CPU Surge

Note:
This topic has been translated from a Chinese forum by GPT and might contain errors.

Original topic: CPU 暴涨

| username: TiDBer_NxOGHZx6

[TiDB Usage Environment] Production Environment / Testing / PoC
[TiDB Version]
[Reproduction Path] What operations were performed when the issue occurred
[Encountered Issue: Initially suspected to be caused by slow queries, one slow query dragged down the entire cluster, and subsequent non-slow queries also became slow. How to find the statement that actually caused the cluster issue?
[Resource Configuration] Go to TiDB Dashboard - Cluster Info - Hosts and take a screenshot of this page
[Attachment: Screenshot/Logs/Monitoring]

| username: zhanggame1 | Original post link

First, check the slow query log and find the slowest queries executed at the time when the issue occurred.

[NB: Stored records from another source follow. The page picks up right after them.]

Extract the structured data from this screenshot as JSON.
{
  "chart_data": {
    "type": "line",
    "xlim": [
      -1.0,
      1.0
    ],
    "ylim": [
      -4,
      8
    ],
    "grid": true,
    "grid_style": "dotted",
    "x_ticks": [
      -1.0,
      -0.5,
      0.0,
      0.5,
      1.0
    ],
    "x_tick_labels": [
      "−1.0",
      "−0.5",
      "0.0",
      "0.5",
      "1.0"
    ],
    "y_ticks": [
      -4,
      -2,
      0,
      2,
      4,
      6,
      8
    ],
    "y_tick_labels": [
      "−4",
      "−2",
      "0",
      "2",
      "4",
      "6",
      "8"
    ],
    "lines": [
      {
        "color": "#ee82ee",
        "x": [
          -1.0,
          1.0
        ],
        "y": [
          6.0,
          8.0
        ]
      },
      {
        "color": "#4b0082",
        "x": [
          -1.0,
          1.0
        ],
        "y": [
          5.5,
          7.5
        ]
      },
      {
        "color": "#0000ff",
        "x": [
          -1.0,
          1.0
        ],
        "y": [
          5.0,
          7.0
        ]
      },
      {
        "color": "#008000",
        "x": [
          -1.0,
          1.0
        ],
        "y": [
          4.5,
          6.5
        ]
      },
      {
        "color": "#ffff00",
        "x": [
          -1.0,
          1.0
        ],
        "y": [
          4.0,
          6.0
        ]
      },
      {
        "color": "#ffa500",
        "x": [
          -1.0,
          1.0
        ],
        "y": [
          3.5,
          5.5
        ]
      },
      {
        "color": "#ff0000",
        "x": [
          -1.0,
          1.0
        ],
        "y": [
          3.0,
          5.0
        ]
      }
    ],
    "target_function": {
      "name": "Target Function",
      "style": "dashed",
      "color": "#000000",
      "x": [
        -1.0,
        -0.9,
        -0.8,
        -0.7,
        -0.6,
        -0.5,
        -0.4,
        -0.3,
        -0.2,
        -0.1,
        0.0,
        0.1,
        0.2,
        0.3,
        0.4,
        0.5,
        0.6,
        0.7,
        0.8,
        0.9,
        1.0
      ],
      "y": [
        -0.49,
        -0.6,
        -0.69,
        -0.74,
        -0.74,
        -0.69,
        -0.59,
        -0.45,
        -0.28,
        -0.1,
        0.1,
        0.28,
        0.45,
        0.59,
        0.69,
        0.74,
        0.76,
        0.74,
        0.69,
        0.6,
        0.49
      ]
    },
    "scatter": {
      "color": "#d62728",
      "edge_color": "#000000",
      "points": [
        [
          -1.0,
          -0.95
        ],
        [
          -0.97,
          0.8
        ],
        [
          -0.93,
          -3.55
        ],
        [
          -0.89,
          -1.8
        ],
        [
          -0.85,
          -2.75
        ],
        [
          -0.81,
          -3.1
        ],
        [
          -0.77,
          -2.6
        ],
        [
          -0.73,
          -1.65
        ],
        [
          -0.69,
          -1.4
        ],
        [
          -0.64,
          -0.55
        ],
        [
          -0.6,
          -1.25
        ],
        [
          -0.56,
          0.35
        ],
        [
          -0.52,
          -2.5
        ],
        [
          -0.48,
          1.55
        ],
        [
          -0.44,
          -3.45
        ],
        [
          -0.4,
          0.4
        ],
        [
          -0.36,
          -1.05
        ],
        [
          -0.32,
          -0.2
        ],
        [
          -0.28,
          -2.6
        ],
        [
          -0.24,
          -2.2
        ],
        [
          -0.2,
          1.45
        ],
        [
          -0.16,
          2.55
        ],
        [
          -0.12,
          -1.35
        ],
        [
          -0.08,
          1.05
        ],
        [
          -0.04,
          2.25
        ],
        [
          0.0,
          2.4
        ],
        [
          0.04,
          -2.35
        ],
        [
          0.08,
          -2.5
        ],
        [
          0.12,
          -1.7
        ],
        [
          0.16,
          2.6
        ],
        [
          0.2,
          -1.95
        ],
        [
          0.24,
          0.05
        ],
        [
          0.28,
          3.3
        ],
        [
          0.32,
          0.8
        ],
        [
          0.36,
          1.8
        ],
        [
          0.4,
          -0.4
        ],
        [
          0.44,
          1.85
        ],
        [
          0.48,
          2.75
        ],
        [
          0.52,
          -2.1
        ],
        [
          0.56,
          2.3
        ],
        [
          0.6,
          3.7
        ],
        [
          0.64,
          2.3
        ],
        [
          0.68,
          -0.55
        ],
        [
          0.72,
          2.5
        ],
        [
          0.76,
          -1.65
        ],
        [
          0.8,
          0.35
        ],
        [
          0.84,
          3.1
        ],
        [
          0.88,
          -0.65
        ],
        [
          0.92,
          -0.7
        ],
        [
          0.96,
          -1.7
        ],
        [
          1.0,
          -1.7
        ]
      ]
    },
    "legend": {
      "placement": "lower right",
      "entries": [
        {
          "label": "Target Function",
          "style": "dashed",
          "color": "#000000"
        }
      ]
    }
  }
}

| username: 小龙虾爱大龙虾 | Original post link

While time is an important metric, the execution time of normally functioning SQL can also become prolonged when there are overall system issues. However, certain key metrics such as Total_keys, Process_keys, and Num_cop_tasks remain relatively stable and are not significantly affected by overall system problems. By focusing on these metrics, we can more effectively pinpoint the SQL statements that are truly causing slow queries. Therefore, in slow query log analysis, these stable performance metrics are just as valuable as execution time.

| username: dba远航 | Original post link

When querying slow SQL, the one with the longest runtime at the end is usually the one.

| username: system | Original post link

This topic was automatically closed 60 days after the last reply. New replies are no longer allowed.